Réussir lait 06 avril 2017 à 08h00 | Par E. Bignon

De la betterave ensilée pour les bovins

MÊME EN DEHORS DES RÉGIONS SUCRIÈRES. Une nouvelle méthode de conservation de la betterave, sous forme ensilée, est proposée par la société Ecopsi. Conservation plus longue et densité énergétique sont les principaux atouts.

Abonnez-vous Réagir Imprimer
LE BÉTADOR ressemble physiquement aux pulpes
de betteraves surpressées mais il est plus
riche en énergie.
LE BÉTADOR ressemble physiquement aux pulpes de betteraves surpressées mais il est plus riche en énergie. - © J. B. Vanham

Si d’ordinaire les betteraves sont conservées fraîches en tas, la société Ecopsi (Étude et commercialisation des produits secondaires industriels) basée à Arras dans le Pas-de-Calais, propose un nouveau process de fabrication pour les conserver ensilées et augmenter ainsi leur durée d’utilisation : le Bétador.

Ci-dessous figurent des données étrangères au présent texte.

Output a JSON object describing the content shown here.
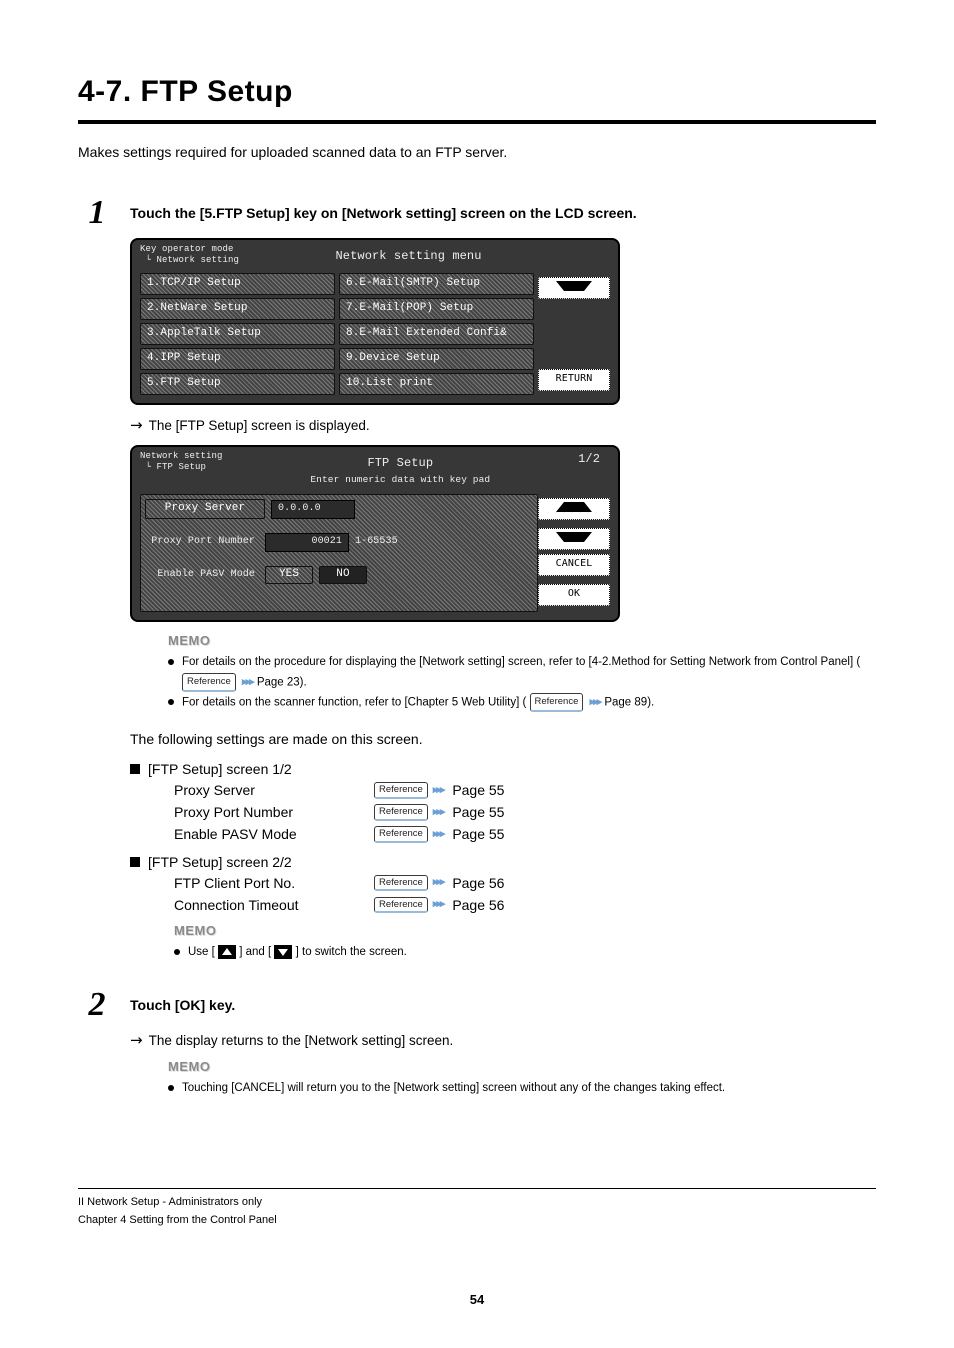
{
  "title": "4-7. FTP Setup",
  "intro": "Makes settings required for uploaded scanned data to an FTP server.",
  "steps": {
    "s1": {
      "num": "1",
      "instr": "Touch the [5.FTP Setup] key on [Network setting] screen on the LCD screen."
    },
    "s2": {
      "num": "2",
      "instr": "Touch [OK] key."
    }
  },
  "lcd1": {
    "breadcrumb": "Key operator mode\n └ Network setting",
    "title": "Network setting menu",
    "left": [
      "1.TCP/IP Setup",
      "2.NetWare Setup",
      "3.AppleTalk Setup",
      "4.IPP Setup",
      "5.FTP Setup"
    ],
    "right": [
      "6.E-Mail(SMTP) Setup",
      "7.E-Mail(POP) Setup",
      "8.E-Mail Extended Confi&",
      "9.Device Setup",
      "10.List print"
    ],
    "return": "RETURN"
  },
  "arrow1": "The [FTP Setup] screen is displayed.",
  "lcd2": {
    "breadcrumb": "Network setting\n └ FTP Setup",
    "title": "FTP Setup",
    "sub": "Enter numeric data with key pad",
    "pagefrac": "1/2",
    "rows": {
      "proxy_server_lbl": "Proxy Server",
      "proxy_server_val": "0.0.0.0",
      "proxy_port_lbl": "Proxy Port Number",
      "proxy_port_val": "00021",
      "proxy_port_range": "1-65535",
      "pasv_lbl": "Enable PASV Mode",
      "pasv_yes": "YES",
      "pasv_no": "NO"
    },
    "side": {
      "cancel": "CANCEL",
      "ok": "OK"
    }
  },
  "memo1": {
    "hd": "MEMO",
    "li1_a": "For details on the procedure for displaying the [Network setting] screen, refer to [4-2.Method for Setting Network from Control Panel] (",
    "li1_badge": "Reference",
    "li1_b": " Page 23).",
    "li2_a": "For details on the scanner function, refer to [Chapter 5 Web Utility] (",
    "li2_badge": "Reference",
    "li2_b": " Page 89)."
  },
  "settings_intro": "The following settings are made on this screen.",
  "sections": {
    "a_lbl": "[FTP Setup] screen 1/2",
    "a_rows": [
      {
        "name": "Proxy Server",
        "page": "Page 55"
      },
      {
        "name": "Proxy Port Number",
        "page": "Page 55"
      },
      {
        "name": "Enable PASV Mode",
        "page": "Page 55"
      }
    ],
    "b_lbl": "[FTP Setup] screen 2/2",
    "b_rows": [
      {
        "name": "FTP Client Port No.",
        "page": "Page 56"
      },
      {
        "name": "Connection Timeout",
        "page": "Page 56"
      }
    ]
  },
  "memo2": {
    "hd": "MEMO",
    "li": "Use [      ] and [      ] to switch the screen.",
    "li_pre": "Use [",
    "li_mid": "] and [",
    "li_post": "] to switch the screen."
  },
  "step2_result": "The display returns to the [Network setting] screen.",
  "memo3": {
    "hd": "MEMO",
    "li": "Touching [CANCEL] will return you to the [Network setting] screen without any of the changes taking effect."
  },
  "footer": {
    "l1": "II Network Setup - Administrators only",
    "l2": "Chapter 4 Setting from the Control Panel",
    "page": "54"
  },
  "ref_badge": "Reference"
}
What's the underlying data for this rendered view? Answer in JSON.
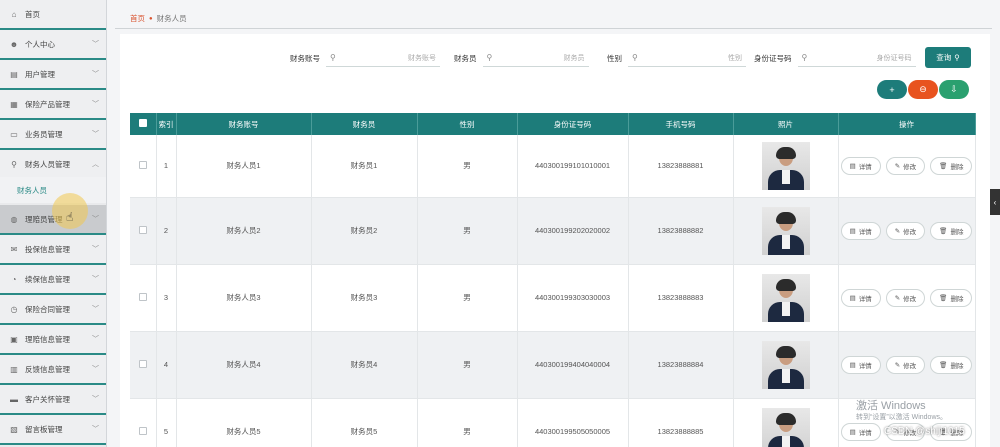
{
  "sidebar": {
    "items": [
      {
        "label": "首页",
        "icon": "home-icon",
        "glyph": "⌂",
        "chevron": false
      },
      {
        "label": "个人中心",
        "icon": "user-icon",
        "glyph": "☻",
        "chevron": true
      },
      {
        "label": "用户管理",
        "icon": "users-icon",
        "glyph": "▤",
        "chevron": true
      },
      {
        "label": "保险产品管理",
        "icon": "product-icon",
        "glyph": "▦",
        "chevron": true
      },
      {
        "label": "业务员管理",
        "icon": "folder-icon",
        "glyph": "▭",
        "chevron": true
      },
      {
        "label": "财务人员管理",
        "icon": "finance-icon",
        "glyph": "⚲",
        "chevron": true
      },
      {
        "label": "理赔员管理",
        "icon": "claims-icon",
        "glyph": "◍",
        "chevron": true
      },
      {
        "label": "投保信息管理",
        "icon": "mail-icon",
        "glyph": "✉",
        "chevron": true
      },
      {
        "label": "续保信息管理",
        "icon": "renew-icon",
        "glyph": "◔",
        "chevron": true
      },
      {
        "label": "保险合同管理",
        "icon": "contract-icon",
        "glyph": "◷",
        "chevron": true
      },
      {
        "label": "理赔信息管理",
        "icon": "claim-info-icon",
        "glyph": "▣",
        "chevron": true
      },
      {
        "label": "反馈信息管理",
        "icon": "feedback-icon",
        "glyph": "▥",
        "chevron": true
      },
      {
        "label": "客户关怀管理",
        "icon": "care-icon",
        "glyph": "▬",
        "chevron": true
      },
      {
        "label": "留言板管理",
        "icon": "message-icon",
        "glyph": "▧",
        "chevron": true
      }
    ],
    "sub_item": "财务人员"
  },
  "breadcrumb": {
    "home": "首页",
    "current": "财务人员"
  },
  "search": {
    "fields": [
      {
        "label": "财务账号",
        "placeholder": "财务账号"
      },
      {
        "label": "财务员",
        "placeholder": "财务员"
      },
      {
        "label": "性别",
        "placeholder": "性别"
      },
      {
        "label": "身份证号码",
        "placeholder": "身份证号码"
      }
    ],
    "query_label": "查询"
  },
  "actions": {
    "add": "+",
    "delete": "⊖",
    "export": "⇩"
  },
  "table": {
    "headers": [
      "索引",
      "财务账号",
      "财务员",
      "性别",
      "身份证号码",
      "手机号码",
      "照片",
      "操作"
    ],
    "rows": [
      {
        "index": "1",
        "account": "财务人员1",
        "name": "财务员1",
        "gender": "男",
        "id_card": "440300199101010001",
        "phone": "13823888881"
      },
      {
        "index": "2",
        "account": "财务人员2",
        "name": "财务员2",
        "gender": "男",
        "id_card": "440300199202020002",
        "phone": "13823888882"
      },
      {
        "index": "3",
        "account": "财务人员3",
        "name": "财务员3",
        "gender": "男",
        "id_card": "440300199303030003",
        "phone": "13823888883"
      },
      {
        "index": "4",
        "account": "财务人员4",
        "name": "财务员4",
        "gender": "男",
        "id_card": "440300199404040004",
        "phone": "13823888884"
      },
      {
        "index": "5",
        "account": "财务人员5",
        "name": "财务员5",
        "gender": "男",
        "id_card": "440300199505050005",
        "phone": "13823888885"
      }
    ],
    "ops": {
      "detail": "详情",
      "edit": "修改",
      "delete": "删除"
    }
  },
  "watermark": {
    "line1": "激活 Windows",
    "line2": "转到“设置”以激活 Windows。",
    "csdn": "CSDN @shiji1015"
  },
  "colors": {
    "primary": "#1d7c7a",
    "accent": "#e8531f",
    "add": "#1d7c7a",
    "export": "#2aa06f"
  }
}
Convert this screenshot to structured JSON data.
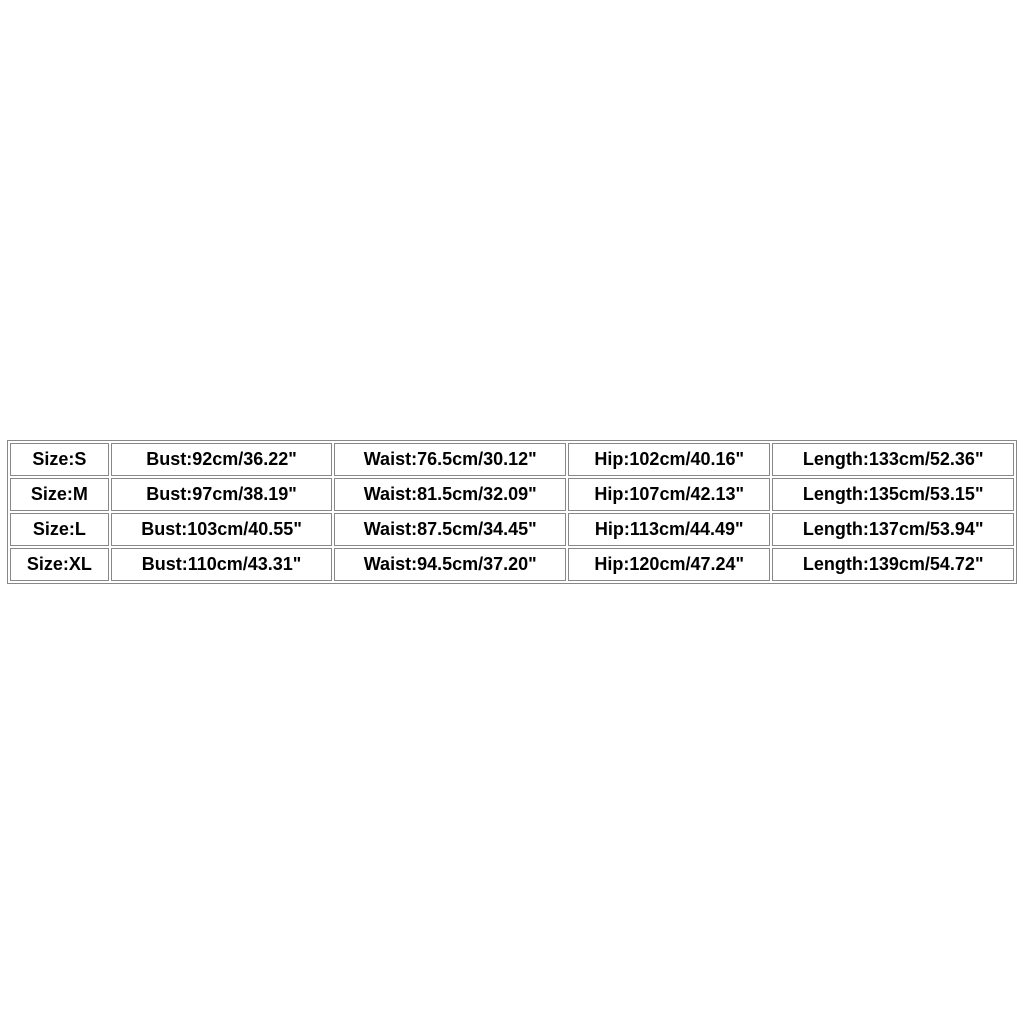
{
  "size_chart": {
    "rows": [
      {
        "size": "Size:S",
        "bust": "Bust:92cm/36.22\"",
        "waist": "Waist:76.5cm/30.12\"",
        "hip": "Hip:102cm/40.16\"",
        "length": "Length:133cm/52.36\""
      },
      {
        "size": "Size:M",
        "bust": "Bust:97cm/38.19\"",
        "waist": "Waist:81.5cm/32.09\"",
        "hip": "Hip:107cm/42.13\"",
        "length": "Length:135cm/53.15\""
      },
      {
        "size": "Size:L",
        "bust": "Bust:103cm/40.55\"",
        "waist": "Waist:87.5cm/34.45\"",
        "hip": "Hip:113cm/44.49\"",
        "length": "Length:137cm/53.94\""
      },
      {
        "size": "Size:XL",
        "bust": "Bust:110cm/43.31\"",
        "waist": "Waist:94.5cm/37.20\"",
        "hip": "Hip:120cm/47.24\"",
        "length": "Length:139cm/54.72\""
      }
    ]
  }
}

« À la récolte, les betteraves sont lavées, coupées, puis pressées et broyées mécaniquement. Pour un rendement de 100 tonnes brutes par hectare, soit 24 tMS/ha, on récupère 11 tMS de Bétador et 13 tMS de jus de betteraves. Ensuite, 48 heures suffisent grâce à la fermentation des sucres, pour obtenir un fourrage stable et homogène, distribuable immédiatement et capable de se conserver en silo sous une bâche étanche après acidification et refroidissement », décrit Jean-Benoît Tierny, créateur et président de la société Ecopsi.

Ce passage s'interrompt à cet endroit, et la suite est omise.